The interaction between all services from the example can be shown in the following picture:
In the next steps we are going to deploy a new version of the travel agency application that will run in parallel with the first version deployed. Let’s imagine that the next version will add new features that we want to test with live users and compare how are the results. Obviously, in the real world this could be complex and highly dependent on the domain, but for our example, we will focus on the response time that portals will get assuming that a slower portal will cause our users to lose interest.
One of the first steps we can do in Kiali is to enable Response time labels on the Graph:
The graph helps us to identify those services that could have some problems. In our example everything is green and healthy, but the Response time shows some suspects that the new version 2 probably has some slower features compared with version 1.
Our next stop will be to take a closer look into the travels application metrics:
Under the Inbound Metrics tab we will have data about the portal calls, Kiali can show metrics split by several criteria. Grouping by app shows that all portals have increased the response time since the moment version 2 was deployed.

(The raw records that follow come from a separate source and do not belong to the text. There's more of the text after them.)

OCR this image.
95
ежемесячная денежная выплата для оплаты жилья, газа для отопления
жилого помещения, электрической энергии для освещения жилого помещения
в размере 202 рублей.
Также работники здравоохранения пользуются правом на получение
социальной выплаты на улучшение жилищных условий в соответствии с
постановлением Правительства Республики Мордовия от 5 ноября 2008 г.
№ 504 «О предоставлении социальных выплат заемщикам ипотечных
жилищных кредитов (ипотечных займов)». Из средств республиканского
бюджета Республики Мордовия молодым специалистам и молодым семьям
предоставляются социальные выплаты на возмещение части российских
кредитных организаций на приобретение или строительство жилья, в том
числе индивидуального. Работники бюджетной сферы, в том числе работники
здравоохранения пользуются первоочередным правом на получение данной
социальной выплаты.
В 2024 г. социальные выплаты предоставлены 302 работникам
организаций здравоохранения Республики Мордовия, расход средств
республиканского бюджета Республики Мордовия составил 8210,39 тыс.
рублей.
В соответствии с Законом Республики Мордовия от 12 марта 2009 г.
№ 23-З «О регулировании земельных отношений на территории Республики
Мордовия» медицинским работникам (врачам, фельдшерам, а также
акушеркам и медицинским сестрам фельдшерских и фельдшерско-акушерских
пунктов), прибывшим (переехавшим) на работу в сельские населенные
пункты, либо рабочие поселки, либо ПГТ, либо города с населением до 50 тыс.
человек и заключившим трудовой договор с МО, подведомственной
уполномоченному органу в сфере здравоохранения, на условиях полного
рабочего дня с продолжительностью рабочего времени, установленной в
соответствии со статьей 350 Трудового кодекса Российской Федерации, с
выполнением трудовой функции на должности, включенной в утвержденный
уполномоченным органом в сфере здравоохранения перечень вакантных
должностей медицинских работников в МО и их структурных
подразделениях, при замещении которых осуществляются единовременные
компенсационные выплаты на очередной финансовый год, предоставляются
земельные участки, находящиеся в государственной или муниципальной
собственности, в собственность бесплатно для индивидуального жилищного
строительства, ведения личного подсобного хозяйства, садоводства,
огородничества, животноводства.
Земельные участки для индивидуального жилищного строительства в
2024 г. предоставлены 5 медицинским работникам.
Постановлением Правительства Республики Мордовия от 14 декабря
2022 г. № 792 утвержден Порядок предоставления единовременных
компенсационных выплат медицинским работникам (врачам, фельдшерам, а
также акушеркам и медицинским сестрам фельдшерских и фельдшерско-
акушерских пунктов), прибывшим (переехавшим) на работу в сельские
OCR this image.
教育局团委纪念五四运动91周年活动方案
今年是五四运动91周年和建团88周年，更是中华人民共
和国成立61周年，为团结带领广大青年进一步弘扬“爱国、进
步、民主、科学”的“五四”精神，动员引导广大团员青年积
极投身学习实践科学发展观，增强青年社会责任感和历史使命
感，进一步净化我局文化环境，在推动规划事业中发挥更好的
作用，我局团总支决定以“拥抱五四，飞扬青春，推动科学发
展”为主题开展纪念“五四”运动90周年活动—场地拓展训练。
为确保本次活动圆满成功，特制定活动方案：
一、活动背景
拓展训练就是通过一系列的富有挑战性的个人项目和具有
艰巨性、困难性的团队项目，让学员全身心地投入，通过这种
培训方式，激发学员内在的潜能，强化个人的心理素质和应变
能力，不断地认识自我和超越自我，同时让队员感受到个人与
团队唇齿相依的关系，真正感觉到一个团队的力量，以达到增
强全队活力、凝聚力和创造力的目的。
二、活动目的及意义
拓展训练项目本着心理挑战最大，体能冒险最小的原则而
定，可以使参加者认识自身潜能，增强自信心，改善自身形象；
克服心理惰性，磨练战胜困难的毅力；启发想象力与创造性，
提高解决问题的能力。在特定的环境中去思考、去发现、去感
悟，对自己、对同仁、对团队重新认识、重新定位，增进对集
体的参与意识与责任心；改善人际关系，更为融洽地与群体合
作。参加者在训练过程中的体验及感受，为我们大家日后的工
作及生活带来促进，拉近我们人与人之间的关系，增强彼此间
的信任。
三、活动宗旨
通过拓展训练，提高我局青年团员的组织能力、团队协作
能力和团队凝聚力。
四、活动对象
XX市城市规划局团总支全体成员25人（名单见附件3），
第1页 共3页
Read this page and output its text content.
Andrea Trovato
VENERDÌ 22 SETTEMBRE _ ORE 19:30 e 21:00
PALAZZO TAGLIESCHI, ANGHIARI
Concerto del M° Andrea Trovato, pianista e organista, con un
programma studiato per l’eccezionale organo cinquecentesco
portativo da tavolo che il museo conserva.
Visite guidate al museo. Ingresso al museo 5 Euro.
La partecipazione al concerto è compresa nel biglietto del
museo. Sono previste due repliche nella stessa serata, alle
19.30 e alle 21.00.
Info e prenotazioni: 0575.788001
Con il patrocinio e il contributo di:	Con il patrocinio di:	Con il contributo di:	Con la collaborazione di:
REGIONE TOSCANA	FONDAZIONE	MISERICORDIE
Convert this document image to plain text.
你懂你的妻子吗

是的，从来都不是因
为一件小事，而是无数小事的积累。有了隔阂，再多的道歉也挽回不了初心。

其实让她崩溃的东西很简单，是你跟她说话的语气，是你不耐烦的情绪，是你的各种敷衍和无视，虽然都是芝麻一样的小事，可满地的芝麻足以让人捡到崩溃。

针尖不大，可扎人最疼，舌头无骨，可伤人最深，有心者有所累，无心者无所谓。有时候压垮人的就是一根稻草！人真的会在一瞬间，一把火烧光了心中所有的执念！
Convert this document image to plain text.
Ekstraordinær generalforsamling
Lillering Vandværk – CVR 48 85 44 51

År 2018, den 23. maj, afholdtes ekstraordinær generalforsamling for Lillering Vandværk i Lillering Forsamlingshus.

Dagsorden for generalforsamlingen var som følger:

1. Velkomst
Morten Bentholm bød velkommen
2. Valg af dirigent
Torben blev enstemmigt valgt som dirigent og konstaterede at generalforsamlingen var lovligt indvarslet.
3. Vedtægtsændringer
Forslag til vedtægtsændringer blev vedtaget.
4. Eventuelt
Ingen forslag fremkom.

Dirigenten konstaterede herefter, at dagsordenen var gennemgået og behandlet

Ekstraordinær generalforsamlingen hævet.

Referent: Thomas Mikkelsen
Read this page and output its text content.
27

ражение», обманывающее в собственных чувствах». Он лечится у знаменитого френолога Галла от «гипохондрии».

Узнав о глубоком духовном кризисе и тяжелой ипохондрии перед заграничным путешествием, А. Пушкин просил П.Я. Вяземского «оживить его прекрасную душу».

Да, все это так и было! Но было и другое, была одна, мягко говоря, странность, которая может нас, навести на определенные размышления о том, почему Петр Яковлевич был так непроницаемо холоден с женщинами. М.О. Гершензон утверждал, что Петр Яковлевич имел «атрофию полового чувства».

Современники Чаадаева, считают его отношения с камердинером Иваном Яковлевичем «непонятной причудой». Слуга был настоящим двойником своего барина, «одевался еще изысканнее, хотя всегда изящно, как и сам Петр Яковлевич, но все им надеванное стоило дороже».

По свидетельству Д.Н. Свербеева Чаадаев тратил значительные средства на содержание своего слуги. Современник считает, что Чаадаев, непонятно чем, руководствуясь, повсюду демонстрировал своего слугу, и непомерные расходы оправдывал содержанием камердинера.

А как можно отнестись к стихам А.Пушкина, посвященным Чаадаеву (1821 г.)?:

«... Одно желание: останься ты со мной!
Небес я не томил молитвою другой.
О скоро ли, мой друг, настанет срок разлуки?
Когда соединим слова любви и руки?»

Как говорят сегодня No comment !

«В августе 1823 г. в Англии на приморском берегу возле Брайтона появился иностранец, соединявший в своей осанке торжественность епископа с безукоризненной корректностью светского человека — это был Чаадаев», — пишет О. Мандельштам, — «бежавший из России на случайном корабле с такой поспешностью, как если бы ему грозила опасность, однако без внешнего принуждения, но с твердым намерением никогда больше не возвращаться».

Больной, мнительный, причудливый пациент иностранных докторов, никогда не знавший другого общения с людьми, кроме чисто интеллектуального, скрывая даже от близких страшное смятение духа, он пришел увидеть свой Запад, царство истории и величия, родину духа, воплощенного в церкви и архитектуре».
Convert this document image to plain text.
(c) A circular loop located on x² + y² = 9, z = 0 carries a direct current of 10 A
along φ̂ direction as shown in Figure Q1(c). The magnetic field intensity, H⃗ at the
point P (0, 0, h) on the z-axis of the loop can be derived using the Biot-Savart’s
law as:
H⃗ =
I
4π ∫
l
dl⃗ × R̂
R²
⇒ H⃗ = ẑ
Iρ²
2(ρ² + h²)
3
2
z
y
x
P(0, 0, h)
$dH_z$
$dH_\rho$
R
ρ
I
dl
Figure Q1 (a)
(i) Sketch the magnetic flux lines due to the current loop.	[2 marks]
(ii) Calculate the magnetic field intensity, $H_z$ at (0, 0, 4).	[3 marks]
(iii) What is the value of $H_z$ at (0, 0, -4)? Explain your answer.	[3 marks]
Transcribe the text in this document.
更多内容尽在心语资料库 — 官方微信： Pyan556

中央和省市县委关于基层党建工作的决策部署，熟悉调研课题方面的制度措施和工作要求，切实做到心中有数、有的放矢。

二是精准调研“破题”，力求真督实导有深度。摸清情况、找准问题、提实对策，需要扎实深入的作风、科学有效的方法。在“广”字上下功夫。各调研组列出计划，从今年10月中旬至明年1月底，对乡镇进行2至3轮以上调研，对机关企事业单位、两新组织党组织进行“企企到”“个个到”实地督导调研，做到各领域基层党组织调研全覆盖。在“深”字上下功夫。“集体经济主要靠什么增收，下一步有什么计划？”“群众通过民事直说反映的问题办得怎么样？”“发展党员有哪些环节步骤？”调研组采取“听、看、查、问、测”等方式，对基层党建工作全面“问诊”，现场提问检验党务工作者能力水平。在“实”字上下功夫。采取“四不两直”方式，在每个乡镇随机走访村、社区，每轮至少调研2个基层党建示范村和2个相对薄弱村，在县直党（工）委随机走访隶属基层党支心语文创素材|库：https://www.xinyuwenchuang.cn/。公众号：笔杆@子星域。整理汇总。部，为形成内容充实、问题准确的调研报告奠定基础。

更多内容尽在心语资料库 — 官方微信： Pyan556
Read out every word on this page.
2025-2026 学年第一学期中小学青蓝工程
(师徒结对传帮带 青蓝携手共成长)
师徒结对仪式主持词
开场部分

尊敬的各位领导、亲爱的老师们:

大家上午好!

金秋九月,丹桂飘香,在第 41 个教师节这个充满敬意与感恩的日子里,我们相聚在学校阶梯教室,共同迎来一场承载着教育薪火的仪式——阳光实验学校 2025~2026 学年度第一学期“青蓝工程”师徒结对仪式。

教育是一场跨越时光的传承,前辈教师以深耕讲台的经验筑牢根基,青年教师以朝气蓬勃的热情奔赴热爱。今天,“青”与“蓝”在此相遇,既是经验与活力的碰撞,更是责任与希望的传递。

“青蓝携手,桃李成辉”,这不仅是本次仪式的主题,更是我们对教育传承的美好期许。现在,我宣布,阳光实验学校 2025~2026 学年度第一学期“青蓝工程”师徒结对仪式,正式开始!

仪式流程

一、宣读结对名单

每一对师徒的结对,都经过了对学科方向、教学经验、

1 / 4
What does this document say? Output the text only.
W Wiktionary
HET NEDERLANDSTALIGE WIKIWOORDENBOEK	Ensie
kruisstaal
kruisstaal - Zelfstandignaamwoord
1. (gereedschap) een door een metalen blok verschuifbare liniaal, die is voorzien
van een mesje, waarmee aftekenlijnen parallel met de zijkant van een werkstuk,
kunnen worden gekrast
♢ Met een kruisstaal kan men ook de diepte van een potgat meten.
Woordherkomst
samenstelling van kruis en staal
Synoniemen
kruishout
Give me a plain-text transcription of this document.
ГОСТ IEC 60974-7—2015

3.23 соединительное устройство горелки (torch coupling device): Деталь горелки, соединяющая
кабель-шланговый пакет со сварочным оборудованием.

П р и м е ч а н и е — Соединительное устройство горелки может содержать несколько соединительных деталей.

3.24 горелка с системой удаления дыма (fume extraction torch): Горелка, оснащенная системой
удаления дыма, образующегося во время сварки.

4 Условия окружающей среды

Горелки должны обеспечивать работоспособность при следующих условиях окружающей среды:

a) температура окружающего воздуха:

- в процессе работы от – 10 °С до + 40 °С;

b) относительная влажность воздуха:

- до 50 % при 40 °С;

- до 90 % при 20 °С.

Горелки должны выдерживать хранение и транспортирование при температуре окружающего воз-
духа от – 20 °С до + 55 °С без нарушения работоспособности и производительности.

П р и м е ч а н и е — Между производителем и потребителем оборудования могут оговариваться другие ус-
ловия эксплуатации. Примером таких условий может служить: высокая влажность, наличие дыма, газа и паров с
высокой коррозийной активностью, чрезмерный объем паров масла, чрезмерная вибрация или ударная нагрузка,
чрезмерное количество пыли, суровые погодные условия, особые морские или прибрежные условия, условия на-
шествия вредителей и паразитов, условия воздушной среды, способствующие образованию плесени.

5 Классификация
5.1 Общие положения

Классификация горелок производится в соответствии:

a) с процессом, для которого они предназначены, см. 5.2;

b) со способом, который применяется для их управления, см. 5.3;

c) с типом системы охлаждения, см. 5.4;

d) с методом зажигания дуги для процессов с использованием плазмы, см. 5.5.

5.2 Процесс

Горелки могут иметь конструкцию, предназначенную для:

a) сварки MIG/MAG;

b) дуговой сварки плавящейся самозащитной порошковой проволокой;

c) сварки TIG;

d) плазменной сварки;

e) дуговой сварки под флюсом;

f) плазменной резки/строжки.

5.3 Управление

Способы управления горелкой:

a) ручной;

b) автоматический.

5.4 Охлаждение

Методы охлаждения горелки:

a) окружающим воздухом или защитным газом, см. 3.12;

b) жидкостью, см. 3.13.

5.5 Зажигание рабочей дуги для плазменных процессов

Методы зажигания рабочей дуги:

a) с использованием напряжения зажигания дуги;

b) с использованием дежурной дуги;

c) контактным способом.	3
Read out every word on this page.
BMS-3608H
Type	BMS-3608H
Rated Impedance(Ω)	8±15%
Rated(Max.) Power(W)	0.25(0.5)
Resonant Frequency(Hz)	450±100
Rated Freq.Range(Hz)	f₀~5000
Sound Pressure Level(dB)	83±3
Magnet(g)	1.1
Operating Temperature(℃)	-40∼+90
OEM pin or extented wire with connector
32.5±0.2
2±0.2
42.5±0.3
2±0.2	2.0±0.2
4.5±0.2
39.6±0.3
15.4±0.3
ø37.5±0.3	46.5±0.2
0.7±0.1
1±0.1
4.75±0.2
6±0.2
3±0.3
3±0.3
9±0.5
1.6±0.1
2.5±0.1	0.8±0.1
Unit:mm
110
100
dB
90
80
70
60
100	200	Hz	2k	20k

If we show Inbound metrics grouped by app and version, then we spot a interesting difference: response time in general has been increased, but portals that handle vip users have worse behaviour.
Also, we can continue using Kiali to investigate and correlate these results with traces:
And also with logs from the workloads if it would be necessary to get more information:
From our investigation phase we have spotted a slower response time from version 2 and even slower for vip user requests.
There can be multiple strategies from here, like undeploying the whole version 2, partial deployment of version 2 service by service, limiting which users can access to the new version, or a combination of all of those.
In our case, we are going to show how we can use Kiali Actions to add Istio traffic routing into our example that can help to implement some of the previous strategies.
A first action we can perform is to add Istio resources to route traffic coming from vip users to version 2 and the rest of the requests to version 1.
Kiali allows to create Istio configurations from a high level user interface. From the actions located in the service details we can open the Matching Routing Wizard and discriminate requests using headers as it is shown in the picture:
Kiali will create the specific VirtualService and DestinationRule resources under the service. As part of our strategy we will add similar rules for the suspected services: travels, flights, hotels, cars and insurances.
When we have finished creating Matching Routing for our version 2 services we can check that Kiali has created the correct Istio configuration using the “Istio Config” section:
Once this routing configuration is applied we can see the results in the Response time edges of the Graph:
Now in our example, all traffic coming from vip portals will be routed to the version 2, meanwhile the rest of the traffic is using the previous version 1 which has return to its normal response time. The graph also shows that vip user requests have extra load as they need to access the discounts service.
If we examine the discounts service, we can see big differences between response time from version 1 versus version 2:
Once we have spotted a clear cause for the slower response, we can decide to move most of the traffic to the version 1 but maintain some of the traffic to version 2 to get more data and observe the differences. This action will help to not impact too much into the overall performance of the app.
We can use the Weighted Routing Wizard to set 90% of the traffic into version 1 and maintain only a 10% for version 2:
Once the Istio configuration is created we can enable Request percentage in the graph and examine the discounts service:
Kiali also allows to suspend traffic partially or totally for a specific destination using the Suspend Traffic Wizard:
This action allows you to stop traffic for a specific workload, or to stop the whole service implementing a strategy to “fail sooner”and recover rather than letting the slow requests flood the overall application.
Microservices scenarios demand good observability tooling and practices. In this article we have showed how to combine Kiali capabilities to observe, define strategies and perform actions on a Istio based microservices application.